The sweet sound of silence
As you may or may not have noticed, I haven’t made any posts for over two weeks. In a blog, this could conceivably be viewed as a Bad Thing™. I wish I could claim that I’ve been spending my days working so hard that I haven’t had time to post here. Which is almost true, but not entirely. I’ve been spending my days either working, drinking in the bar, or playing games, most notably the disturbingly addictive Evil Genius. (Think Dungeon Keeper meets Austin Powers and you’re about there.)
On the work front, most of my time has been taken up with thinking about my dissertation for this year, which essentially consists of implementing a piece of software (or hardware, if you’re so inclined) and then writing 10,000 words about it. My idea for the project (inspired mainly by my web development experiences) is going to be implementing an intuitive graphical manager for SQL queries (in a “dragging-little-boxes-around” way). The good thing about this is that I might actually finish my project with something that’s actually vaguely useful.
The bad thing about it is that, as part of my research into existing solutions, I’ve had to install Microsoft SQL Server on my computer (security holes and all) and am currently wrestling with it.
On second thought, I think I might just go and plot to take over the world for an hour or two instead.
collapses You posted! 😀
Nice to hear you’re keeping busy. As for MSSQL, does it run as a service on Windows XP? If so, you could always set it to start up manually (Control Panel > Administrative Tools > Services) and then only run it when a) you need it and/or b) you’re offline.
That’s what I do with my Apache server and PHP running on my normal machine (which I’m guessing is far securer anyway, whether or not I switch it on).
Good luck with it all!
If I understand you correctly, this isn’t what you’re going to be doing, but make sure you check out PHPmyAdmin in your research. There are also a number of open-source reporting tools that do a similar thing (I’m investigating which to use for a project at the moment) but they are mainly about dragging and dropping reports together. http://datavision.sourceforge.net/ is a good place to start — there’s a list of similar tools at the bottom
While a year ago you might have caught me in the ‘bash SQL Server ’cause it’s Microsoft’ bandwagon, but I’d like to chip in with the ‘we use at least a dozen of SQL Server servers at work (one I can name containing about 50-odd databases) and, simply put: I can’t name a problem that we’ve had with them.
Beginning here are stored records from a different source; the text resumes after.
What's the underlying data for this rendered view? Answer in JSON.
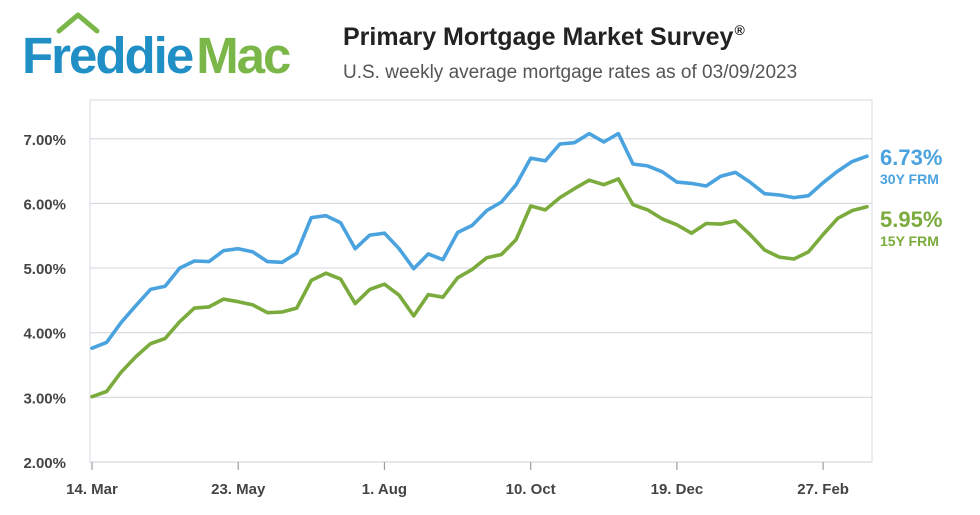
{
  "header": {
    "logo_text": "FreddieMac",
    "title": "Primary Mortgage Market Survey",
    "title_mark": "®",
    "subtitle": "U.S. weekly average mortgage rates as of 03/09/2023"
  },
  "colors": {
    "logo_blue": "#1f8fc5",
    "logo_green": "#7ab648",
    "series_30y": "#4aa3df",
    "series_15y": "#7aab3c",
    "grid": "#d7dbe0",
    "axis_text": "#444444"
  },
  "chart_data": {
    "type": "line",
    "x_tick_labels": [
      "14. Mar",
      "23. May",
      "1. Aug",
      "10. Oct",
      "19. Dec",
      "27. Feb"
    ],
    "y_tick_labels": [
      "2.00%",
      "3.00%",
      "4.00%",
      "5.00%",
      "6.00%",
      "7.00%"
    ],
    "ylim": [
      2.0,
      7.6
    ],
    "grid": true,
    "series": [
      {
        "name": "30Y FRM",
        "end_value_label": "6.73%",
        "values": [
          3.76,
          3.85,
          4.16,
          4.42,
          4.67,
          4.72,
          5.0,
          5.11,
          5.1,
          5.27,
          5.3,
          5.25,
          5.1,
          5.09,
          5.23,
          5.78,
          5.81,
          5.7,
          5.3,
          5.51,
          5.54,
          5.3,
          4.99,
          5.22,
          5.13,
          5.55,
          5.66,
          5.89,
          6.02,
          6.29,
          6.7,
          6.66,
          6.92,
          6.94,
          7.08,
          6.95,
          7.08,
          6.61,
          6.58,
          6.49,
          6.33,
          6.31,
          6.27,
          6.42,
          6.48,
          6.33,
          6.15,
          6.13,
          6.09,
          6.12,
          6.32,
          6.5,
          6.65,
          6.73
        ]
      },
      {
        "name": "15Y FRM",
        "end_value_label": "5.95%",
        "values": [
          3.01,
          3.09,
          3.39,
          3.63,
          3.83,
          3.91,
          4.17,
          4.38,
          4.4,
          4.52,
          4.48,
          4.43,
          4.31,
          4.32,
          4.38,
          4.81,
          4.92,
          4.83,
          4.45,
          4.67,
          4.75,
          4.58,
          4.26,
          4.59,
          4.55,
          4.85,
          4.98,
          5.16,
          5.21,
          5.44,
          5.96,
          5.9,
          6.09,
          6.23,
          6.36,
          6.29,
          6.38,
          5.98,
          5.9,
          5.76,
          5.67,
          5.54,
          5.69,
          5.68,
          5.73,
          5.52,
          5.28,
          5.17,
          5.14,
          5.25,
          5.52,
          5.77,
          5.89,
          5.95
        ]
      }
    ]
  }
}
So ner.
Since I use it every single week day, I’ll also assure you that it pisses all over MySQL for power. Twice. Admittedly, our database guru whinges about it not being as good as Oracle, but that’s all relative I guess.
Do yourself a favour and get hold of a copy of the SQL Server 2005 Beta (and maybe the free standalone-for-programs version “SQL Server 2005 Express”). I’ve not had a chance to play yet, but the potential of being able to programme stored-procedures in C#.NET rather than T-SQL should be fairly self explainatory.
But what we all need is an idiot-proof and totally customizable photo gallery script that be incorporated into any website or weblog – that we can give to clients so that they can update their own gallery without having to understand ftp. Somebody might even pay for something like this if it was good enough. Shit, if you know of one already point me to it! I’ve tried multitudes of scripts only to find them all lacking in some way.
And then after you’ve done that you’ll be free to take over the world, for sure.
PS I think I disappeared from your blogroll for a while, and it made me sad. Glad to see I’m back in there
Hmm, the only gallery script I’ve really tried is the imaginatively-titled “Gallery Project” – the setup can be a bit of a bugger, but it seems to work quite happily, and lets you upload photos with a shiny web-based interface.
Oh, and Mr Mullenweg seems to use it, so it can’t be all bad…
Yeah, I tried gallery, but I really want something that I can just slot into an existing xhtml file – something that is totally customizable. I can’t fathom why there doesn’t seem to be a solution to this. We shouldn’t need to wrestle with non-standard code and restrictive layouts. Ugh. Anyways.